To me it looks like the point of view is getting further and further, reaching the helicopter view for the approved cover. The combination of colours of the final cover is lovely!
The Girl with the Dragon Tattoo by Stieg Larsson
For a psychological thriller, I consider the book covers to be quite playful, especially the pink and yellow ones. According to the designer, he came up with “dozens of concepts”, so it’s no wonder they are so different.
Oddly, the final cover design is also the most obvious one – it has a dragon image on the background. One of those moments when the easy way is the best way 🙂
Sea Monsters by Chloe Aridjis
In the case of “Sea Monsters”, I find much more appealing the second design on the left (green-ish watercolour) compared to the final design.
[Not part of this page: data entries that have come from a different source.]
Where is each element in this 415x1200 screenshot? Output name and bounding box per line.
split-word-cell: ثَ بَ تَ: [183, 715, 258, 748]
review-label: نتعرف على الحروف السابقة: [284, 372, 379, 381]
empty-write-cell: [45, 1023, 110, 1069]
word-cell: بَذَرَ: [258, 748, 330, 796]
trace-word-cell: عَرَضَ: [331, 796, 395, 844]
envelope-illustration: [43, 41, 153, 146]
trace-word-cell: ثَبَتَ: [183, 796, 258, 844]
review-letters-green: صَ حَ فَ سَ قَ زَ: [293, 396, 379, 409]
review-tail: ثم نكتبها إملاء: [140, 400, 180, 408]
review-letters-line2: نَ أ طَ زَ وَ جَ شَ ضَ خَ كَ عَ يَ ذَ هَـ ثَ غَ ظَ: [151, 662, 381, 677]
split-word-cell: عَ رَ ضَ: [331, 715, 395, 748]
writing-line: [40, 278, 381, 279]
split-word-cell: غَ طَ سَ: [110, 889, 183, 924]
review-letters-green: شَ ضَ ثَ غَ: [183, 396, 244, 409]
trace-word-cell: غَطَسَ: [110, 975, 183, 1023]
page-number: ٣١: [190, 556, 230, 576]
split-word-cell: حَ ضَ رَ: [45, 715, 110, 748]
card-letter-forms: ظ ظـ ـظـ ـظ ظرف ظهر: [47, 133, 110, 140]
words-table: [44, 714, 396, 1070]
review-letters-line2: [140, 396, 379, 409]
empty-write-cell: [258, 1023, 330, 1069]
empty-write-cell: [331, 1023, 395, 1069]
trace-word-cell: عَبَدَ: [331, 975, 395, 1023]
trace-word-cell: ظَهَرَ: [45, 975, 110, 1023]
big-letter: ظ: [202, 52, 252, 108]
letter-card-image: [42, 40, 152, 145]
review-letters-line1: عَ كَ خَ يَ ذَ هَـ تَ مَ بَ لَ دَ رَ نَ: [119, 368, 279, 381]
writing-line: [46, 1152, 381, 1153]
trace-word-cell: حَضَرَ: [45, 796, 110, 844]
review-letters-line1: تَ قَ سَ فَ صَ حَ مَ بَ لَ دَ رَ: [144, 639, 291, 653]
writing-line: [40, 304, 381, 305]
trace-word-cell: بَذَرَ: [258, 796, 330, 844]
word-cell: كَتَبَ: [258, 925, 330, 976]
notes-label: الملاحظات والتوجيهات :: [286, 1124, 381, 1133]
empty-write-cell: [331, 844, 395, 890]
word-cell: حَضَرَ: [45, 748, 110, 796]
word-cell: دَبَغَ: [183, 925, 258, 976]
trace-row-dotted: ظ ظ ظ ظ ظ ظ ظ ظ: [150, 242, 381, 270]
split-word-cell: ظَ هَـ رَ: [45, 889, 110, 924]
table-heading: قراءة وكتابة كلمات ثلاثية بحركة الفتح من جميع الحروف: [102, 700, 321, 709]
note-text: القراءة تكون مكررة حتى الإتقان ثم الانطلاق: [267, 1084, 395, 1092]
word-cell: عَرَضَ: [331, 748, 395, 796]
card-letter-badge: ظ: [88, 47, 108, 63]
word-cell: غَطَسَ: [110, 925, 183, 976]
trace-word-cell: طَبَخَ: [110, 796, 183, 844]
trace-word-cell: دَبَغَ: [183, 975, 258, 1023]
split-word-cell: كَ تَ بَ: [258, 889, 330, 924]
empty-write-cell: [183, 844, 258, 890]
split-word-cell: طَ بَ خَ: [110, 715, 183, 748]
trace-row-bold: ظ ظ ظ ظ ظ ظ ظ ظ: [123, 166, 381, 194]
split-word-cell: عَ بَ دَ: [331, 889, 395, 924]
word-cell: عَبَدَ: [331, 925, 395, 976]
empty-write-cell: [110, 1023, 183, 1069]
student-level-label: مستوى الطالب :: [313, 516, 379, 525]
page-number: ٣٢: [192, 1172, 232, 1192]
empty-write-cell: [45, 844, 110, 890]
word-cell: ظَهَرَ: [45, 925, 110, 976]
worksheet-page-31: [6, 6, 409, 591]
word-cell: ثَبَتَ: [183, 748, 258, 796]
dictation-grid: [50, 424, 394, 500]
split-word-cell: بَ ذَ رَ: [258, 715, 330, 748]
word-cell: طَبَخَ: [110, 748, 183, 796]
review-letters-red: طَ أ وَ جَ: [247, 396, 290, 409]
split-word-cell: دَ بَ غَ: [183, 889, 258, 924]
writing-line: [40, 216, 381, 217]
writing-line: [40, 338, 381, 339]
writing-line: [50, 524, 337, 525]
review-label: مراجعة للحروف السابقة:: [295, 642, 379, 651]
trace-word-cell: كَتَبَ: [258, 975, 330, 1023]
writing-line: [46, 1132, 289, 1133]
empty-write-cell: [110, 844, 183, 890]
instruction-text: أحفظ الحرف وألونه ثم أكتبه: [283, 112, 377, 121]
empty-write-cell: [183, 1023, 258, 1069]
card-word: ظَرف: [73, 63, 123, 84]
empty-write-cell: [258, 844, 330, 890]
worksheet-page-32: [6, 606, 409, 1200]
The first and the third lack depth and do not reflect the “sea monster-ish” aspect of the title. From this point of view, the green covers seem more appropriate.
Three Novels (Carrie, Salem’s Lot, The Shining) by Stephen King
Despite his popularity, I managed not to read any book by Stephen King so far. And these book designs only confirm my documented assumption that it might not be my cup of tea 🙂
I find it interesting that the three rejected covers included the names of the three novels, while the approved cover summarizes “Three Novels”. In this context it is more appealing keep it simple and write as little text as possible on the cover. The more visual the cover is, the less effort it takes to process it.
Thank you for joining me on another journey in the world of book cover design!